Mr Mee was a tall, broad-shouldered man with a square-jawed, swarthy face and a receding hairline: his hearty manner belied an unusually sharp tongue and a quick temper. As a young officer his pugnacity had often got him into trouble, earning him a reputation as a regular ‘Kaptân Marpeet’ – ‘Captain Brawler’. Nor had the passage of time smoothed his rough edges; from year to year his prickliness seemed only to grow more pronounced, his manner more abrasive.
Yet Captain Mee was in his way an excellent officer, fearless in battle and scrupulously fair in his dealings with the sepoys. Kesri in particular had good reason to be grateful to him: early in their association Captain Mee had discovered that Kesri secretly harboured the ambition of learning English and had encouraged and tutored him until Kesri surpassed every other member of the paltan in fluency, even the dubash. As a result Kesri and the captain had come to understand each other uncommonly well, developing a rapport that extended far beyond the battalion’s business.
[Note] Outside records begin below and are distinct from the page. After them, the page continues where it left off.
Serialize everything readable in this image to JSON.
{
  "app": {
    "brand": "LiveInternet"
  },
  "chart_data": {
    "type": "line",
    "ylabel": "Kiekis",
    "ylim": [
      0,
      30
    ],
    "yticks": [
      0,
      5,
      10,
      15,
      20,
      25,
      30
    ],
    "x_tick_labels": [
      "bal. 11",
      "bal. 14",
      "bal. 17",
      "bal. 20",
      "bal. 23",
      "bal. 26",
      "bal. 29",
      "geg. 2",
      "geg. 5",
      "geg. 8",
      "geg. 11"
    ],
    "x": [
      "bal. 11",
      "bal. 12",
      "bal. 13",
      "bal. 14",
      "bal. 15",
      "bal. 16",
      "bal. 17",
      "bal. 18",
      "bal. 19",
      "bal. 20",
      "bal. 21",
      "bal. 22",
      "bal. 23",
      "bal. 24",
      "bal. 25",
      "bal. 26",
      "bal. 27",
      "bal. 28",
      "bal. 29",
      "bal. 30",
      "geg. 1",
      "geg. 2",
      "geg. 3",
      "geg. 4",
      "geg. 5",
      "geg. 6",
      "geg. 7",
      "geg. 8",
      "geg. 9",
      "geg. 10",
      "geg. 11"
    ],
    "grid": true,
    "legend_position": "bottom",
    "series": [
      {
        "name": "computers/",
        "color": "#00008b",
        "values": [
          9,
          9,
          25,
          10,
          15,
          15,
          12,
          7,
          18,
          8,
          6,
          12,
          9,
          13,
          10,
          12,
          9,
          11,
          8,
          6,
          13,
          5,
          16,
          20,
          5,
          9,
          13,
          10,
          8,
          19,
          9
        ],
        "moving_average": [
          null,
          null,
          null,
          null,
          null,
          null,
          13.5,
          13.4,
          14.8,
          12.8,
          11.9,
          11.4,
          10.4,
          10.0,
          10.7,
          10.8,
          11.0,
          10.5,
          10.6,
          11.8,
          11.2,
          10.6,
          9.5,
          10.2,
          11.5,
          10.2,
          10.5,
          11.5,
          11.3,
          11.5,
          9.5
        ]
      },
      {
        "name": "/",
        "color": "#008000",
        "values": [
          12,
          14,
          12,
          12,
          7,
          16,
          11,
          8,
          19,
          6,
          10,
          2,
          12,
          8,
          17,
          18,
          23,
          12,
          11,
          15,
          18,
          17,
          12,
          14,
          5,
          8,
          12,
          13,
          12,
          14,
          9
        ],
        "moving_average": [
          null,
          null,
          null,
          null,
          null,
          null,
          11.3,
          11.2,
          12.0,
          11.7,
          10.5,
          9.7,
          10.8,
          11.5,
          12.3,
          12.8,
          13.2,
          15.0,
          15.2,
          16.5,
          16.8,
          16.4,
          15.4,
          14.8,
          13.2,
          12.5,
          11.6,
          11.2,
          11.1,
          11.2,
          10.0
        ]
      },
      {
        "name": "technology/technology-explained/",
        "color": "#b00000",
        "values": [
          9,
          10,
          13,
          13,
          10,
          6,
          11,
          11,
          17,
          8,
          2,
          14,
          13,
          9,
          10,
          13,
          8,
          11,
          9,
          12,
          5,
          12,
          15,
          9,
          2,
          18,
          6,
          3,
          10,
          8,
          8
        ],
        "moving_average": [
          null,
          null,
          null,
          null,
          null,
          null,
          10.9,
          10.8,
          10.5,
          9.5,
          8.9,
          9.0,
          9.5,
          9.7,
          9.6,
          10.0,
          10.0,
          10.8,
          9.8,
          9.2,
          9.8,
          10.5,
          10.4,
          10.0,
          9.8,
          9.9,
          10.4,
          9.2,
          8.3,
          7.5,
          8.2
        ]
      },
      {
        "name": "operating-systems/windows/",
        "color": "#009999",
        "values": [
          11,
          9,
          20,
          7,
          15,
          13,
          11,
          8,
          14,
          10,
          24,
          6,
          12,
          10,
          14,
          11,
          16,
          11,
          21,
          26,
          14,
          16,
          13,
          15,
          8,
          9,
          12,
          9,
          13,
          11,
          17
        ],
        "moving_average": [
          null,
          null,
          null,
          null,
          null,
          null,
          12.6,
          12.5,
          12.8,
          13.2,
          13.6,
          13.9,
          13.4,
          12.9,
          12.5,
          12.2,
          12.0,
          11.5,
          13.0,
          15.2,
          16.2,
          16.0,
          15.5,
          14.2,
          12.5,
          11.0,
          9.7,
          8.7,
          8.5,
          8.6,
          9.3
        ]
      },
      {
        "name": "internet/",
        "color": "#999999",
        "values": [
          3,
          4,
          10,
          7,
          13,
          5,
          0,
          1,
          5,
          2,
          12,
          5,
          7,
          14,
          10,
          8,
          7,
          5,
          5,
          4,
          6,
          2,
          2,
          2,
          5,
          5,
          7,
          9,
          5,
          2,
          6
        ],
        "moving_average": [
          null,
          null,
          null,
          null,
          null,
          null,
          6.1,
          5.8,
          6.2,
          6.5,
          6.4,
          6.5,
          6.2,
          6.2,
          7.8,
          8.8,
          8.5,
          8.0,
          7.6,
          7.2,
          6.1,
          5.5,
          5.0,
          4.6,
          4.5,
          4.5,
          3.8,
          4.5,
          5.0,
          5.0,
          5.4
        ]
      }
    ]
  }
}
When Mr Mee needed a girl for the night, he depended on Kesri to tell him which members of Gulabi’s troupe were poxy and which were worth their daam; when he was short of money – which was often, because he was, by his own confession, always all aground, ever in need of the ready – it was Kesri he looked to for a loan, not the bankers of Palmer & Co. nor the baniya-modi.
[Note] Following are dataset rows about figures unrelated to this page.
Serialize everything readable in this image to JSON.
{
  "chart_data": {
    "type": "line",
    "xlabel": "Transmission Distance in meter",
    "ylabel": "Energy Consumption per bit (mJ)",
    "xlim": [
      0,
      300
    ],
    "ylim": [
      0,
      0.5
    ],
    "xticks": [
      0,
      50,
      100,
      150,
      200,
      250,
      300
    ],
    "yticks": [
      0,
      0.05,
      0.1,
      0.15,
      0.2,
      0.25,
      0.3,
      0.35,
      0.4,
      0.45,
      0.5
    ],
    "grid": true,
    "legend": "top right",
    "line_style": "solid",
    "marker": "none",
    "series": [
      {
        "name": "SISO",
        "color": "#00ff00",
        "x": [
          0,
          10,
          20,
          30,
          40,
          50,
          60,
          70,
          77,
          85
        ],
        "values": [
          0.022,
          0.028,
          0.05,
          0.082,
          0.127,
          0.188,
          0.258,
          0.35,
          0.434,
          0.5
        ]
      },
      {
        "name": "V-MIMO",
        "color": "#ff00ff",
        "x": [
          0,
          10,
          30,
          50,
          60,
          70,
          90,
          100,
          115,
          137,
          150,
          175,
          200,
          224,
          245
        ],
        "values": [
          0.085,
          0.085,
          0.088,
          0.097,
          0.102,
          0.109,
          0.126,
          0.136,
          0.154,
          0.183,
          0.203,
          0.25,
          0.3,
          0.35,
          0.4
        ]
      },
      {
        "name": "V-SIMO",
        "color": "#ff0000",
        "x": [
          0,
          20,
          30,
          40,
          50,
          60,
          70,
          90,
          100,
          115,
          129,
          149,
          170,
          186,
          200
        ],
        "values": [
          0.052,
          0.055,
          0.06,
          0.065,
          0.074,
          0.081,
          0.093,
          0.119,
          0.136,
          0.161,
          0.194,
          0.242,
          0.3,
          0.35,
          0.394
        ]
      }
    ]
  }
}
It was not uncommon for officers to be in debt for many of them liked to gamble and drink. But Captain Mee’s debts were larger than most: to Kesri alone he owed a hundred and fifty sicca rupees. In his place many other officers would have paid off their debts by dipping their hands into the regimental till, or by seeking a post in which there was money to be made – but Mr Mee was not that kind of man. Wild and intemperate though he might be, he was a man of unimpeachable integrity.
Even though Kesri and Captain Mee knew each other very well, they both understood that their relationship was undergirded by a scaffolding of lines that could not be crossed. Kesri would never of his own accord have ventured to ask the adjutant why his fellow officers had congratulated him. But as it
happened, Captain Mee broached the subject himself as he rode up to dismiss Kesri.
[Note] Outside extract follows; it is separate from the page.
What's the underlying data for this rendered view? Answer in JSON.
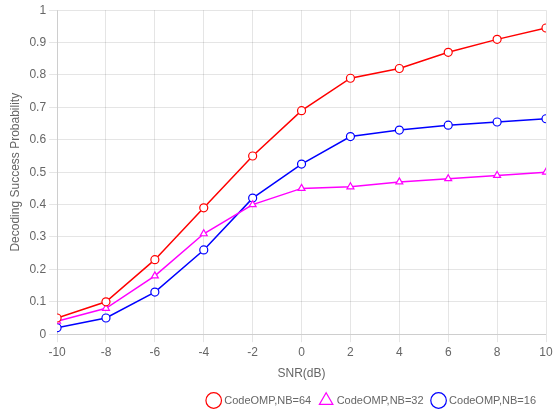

‘A word with you, havildar? It’s something rather chup-chup, so you’ll stow your clapper about it, won’t you?’
‘Yes, sir.’
‘That dispatch you just brought? It was for me. I’ve been ordered to report to Fort William, in Calcutta. The high command’s putting together an expeditionary force, for an overseas mission – I’d got wind of it and sent in my name. I’ll be commanding a company of sepoy volunteers. They’ve asked me to bring an NCO of my choice which is why I’m telling you all this. The only man I can think of is you, havildar. What do you say? Do you think you might want to come along?’
Nothing could have been further from Kesri’s mind that day than to volunteer for an overseas expedition: after eight months of garrison duty in a remote outpost on the border between Assam and Burma he was exhausted and looking forward to some rest. But out of curiosity he asked: ‘To where will the force be going, sir?’
‘Don’t know yet,’ said the adjutant. ‘It’s still in the planning stages, but I hear the prize money will be good.’
For a moment Kesri was tempted to sign on as a balamteer. ‘Really, sir?’
‘Ekdum!’ said Mr Mee with a smile. ‘I’ve outrun the constable long enough: this may be my last chance to pay off my debts. Between the prize money and the travel battas I should be able to square things with everyone, including you. So what do you say, havildar? You think you might want to cut a caper abroad?’
Suddenly Kesri came to a decision. ‘No, sir, too tired now. Sorry.’
The captain pursed his lips in disappointment. ‘That’s too bad, havildar – I was counting on you. But think about it; there’s time yet.’